Drupal bevat een ernstig lek. Beheerders wordt aangeraden om zo snel mogelijk te updaten naar versie 8.1.7 van Drupal. Door de kwetsbaarheid in het CMS is het mogelijk om op afstand websites die met dit systeem worden onderhouden, over te nemen.
Het Computer Emergency Readiness Team van de Amerikaanse overheid besteedt op zijn website aandacht aan deze ernstige bedreiging.
Httpoxy-aanval
De kwetsbaarheid bevindt zich in de php-bibliotheek Guzzle die Drupal 8 aanwendt. Met behulp van deze bibliotheek verwerkt Drupal server-side aanvragen. Kwaadwillenden kunnen via dit lek een eigen proxy-server opgeven die Guzzle vervolgens inzet; het betreft hier een httpoxy-aanval.
Opensourcesoftware
Normaal gesproken brengt Drupal beveiligingsupdates op woensdag uit.
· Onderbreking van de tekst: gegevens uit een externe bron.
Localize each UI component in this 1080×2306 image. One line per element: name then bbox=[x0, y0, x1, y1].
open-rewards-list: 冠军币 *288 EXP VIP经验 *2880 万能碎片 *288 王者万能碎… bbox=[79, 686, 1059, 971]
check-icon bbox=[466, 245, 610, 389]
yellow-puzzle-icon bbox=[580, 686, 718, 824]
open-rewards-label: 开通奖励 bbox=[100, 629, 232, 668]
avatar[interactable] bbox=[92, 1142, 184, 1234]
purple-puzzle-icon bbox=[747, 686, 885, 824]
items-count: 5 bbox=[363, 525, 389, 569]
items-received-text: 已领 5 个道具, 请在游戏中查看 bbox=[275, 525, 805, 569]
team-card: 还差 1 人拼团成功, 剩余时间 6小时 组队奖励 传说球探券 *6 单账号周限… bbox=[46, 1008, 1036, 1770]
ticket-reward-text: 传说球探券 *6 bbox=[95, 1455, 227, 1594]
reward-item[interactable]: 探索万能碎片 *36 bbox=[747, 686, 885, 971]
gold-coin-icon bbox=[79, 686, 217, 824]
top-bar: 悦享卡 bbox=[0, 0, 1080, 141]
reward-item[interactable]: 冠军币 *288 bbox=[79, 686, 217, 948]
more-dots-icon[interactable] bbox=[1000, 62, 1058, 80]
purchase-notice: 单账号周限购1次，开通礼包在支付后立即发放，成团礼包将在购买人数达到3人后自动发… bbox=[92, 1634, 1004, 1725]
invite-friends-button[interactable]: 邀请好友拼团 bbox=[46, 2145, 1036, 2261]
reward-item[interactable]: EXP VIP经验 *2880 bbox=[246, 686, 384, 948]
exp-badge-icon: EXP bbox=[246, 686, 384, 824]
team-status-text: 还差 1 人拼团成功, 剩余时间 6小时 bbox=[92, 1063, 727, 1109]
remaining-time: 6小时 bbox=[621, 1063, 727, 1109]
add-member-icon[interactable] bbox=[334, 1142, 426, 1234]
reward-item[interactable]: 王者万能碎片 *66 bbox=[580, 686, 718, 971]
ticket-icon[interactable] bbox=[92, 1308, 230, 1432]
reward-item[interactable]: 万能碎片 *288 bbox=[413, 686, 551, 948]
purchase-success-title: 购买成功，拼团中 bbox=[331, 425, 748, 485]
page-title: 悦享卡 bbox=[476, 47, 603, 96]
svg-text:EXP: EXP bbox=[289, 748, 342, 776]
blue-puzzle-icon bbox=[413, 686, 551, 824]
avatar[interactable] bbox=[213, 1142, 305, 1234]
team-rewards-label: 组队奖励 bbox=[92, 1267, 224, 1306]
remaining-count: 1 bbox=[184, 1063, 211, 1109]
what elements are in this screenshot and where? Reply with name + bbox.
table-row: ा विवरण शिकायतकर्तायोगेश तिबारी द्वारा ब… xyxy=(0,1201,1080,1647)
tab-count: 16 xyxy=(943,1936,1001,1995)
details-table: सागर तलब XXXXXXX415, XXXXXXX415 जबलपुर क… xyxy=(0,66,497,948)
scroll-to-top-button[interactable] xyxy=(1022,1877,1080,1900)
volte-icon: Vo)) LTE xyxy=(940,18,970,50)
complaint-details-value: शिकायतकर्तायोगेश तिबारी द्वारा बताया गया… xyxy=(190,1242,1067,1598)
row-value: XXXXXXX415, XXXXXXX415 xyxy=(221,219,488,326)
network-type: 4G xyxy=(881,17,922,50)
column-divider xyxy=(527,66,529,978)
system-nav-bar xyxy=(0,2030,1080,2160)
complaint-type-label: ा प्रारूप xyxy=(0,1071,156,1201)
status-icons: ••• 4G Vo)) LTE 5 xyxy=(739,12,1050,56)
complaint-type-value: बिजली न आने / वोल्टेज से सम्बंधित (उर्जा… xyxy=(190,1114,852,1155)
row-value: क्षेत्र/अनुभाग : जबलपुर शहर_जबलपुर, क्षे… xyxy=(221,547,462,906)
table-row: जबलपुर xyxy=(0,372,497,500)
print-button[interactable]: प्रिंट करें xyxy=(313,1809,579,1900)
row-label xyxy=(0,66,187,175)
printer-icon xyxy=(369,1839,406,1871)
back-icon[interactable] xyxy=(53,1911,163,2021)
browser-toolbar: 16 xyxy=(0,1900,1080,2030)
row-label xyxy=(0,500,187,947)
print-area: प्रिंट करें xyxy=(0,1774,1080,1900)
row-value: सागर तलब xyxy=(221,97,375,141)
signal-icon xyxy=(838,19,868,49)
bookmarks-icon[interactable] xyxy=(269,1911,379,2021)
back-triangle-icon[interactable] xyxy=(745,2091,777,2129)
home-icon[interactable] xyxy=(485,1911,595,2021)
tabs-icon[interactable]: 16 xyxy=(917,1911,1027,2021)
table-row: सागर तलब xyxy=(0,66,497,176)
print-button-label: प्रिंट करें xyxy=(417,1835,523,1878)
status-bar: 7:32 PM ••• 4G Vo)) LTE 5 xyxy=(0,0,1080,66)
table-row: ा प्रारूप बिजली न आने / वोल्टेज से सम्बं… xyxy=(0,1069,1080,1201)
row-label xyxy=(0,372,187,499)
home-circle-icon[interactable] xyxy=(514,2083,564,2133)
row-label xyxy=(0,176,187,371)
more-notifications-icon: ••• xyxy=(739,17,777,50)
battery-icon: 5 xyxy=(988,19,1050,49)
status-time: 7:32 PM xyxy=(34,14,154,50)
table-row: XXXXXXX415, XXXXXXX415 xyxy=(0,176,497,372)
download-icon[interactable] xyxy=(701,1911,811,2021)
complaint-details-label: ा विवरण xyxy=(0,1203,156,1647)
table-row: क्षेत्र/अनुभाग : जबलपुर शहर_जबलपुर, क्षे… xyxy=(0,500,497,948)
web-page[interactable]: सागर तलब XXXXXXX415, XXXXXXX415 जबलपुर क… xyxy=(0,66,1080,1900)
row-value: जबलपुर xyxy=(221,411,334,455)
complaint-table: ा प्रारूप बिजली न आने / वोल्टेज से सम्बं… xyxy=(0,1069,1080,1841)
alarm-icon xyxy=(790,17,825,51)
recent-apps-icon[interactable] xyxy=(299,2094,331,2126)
Omdat httpoxy echter veel producten treft, is de update twee dagen eerder uitgebracht. Versie 7 van dit CMS bevat deze kwetsbaarheid niet. Drupal is opensourcesoftware gemaakt in de programmeertaal PHP en uitgebracht onder de GPL. Drupal draait onder andere op de besturingssystemen Windows, Mac en Linux.